In many cases of para-occupational exposure there is no prospect of pursuing a successful civil claim for damages either because the responsible company no longer exists and there is no available insurance, or the court may not be prepared to find a breach of duty as in the recent Court of Appeal decision in Maguire -v- Harland and Wolff [2005].

There are probably no more than 100 para-occupational exposure mesothelioma cases each year. The cost of providing DWP benefits and a PWCA payment to those claimants who would otherwise have no entitlement to any compensation would be relatively modest.

And it would remedy an injustice that Thompsons finds very hard to explain in any logical way to the wives, children and even grandchildren who have developed mesothelioma because they were exposed to asbestos through no fault of their own.

Damages in Scotland

There is a big difference between the way in which damages for bereavement are assessed in Scotland, as compared to England and Wales. There is no logical explanation for it.

In England and Wales a bereavement award is fixed at £10,000 for deaths occurring on or after 1 April 2002. In mesothelioma cases it is normally payable only to the spouse of the deceased.

In Scotland the equivalent award to a bereaved spouse is currently in the order of £28,000. Other family members such as siblings and children each have their own right to a payment of approximately £10,000.

That means that the compensation for bereavement for a family who can bring a claim in Scotland will differ by tens of thousands of pounds compared to a family in England and Wales.

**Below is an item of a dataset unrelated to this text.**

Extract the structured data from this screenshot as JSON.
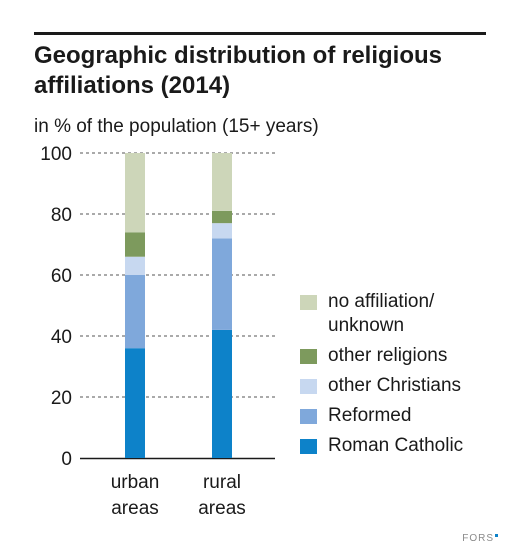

The Rights of Relatives to Damages (Mesothelioma) (Scotland) Bill will ensure that relatives’ claims for damages are not extinguished by a person with mesothelioma settling their own claim whilst still alive. A similar statutory amendment should be introduced in England and Wales.

Alternatively the Civil Procedure Rules should be amended to allow a claimant with mesothelioma to make an application for an interim payment by way of Part 8 proceedings if they choose not to bring the claim to a full and final settlement during their lifetime, therefore preserving the rights of others to pursue a claim of greater value after their death.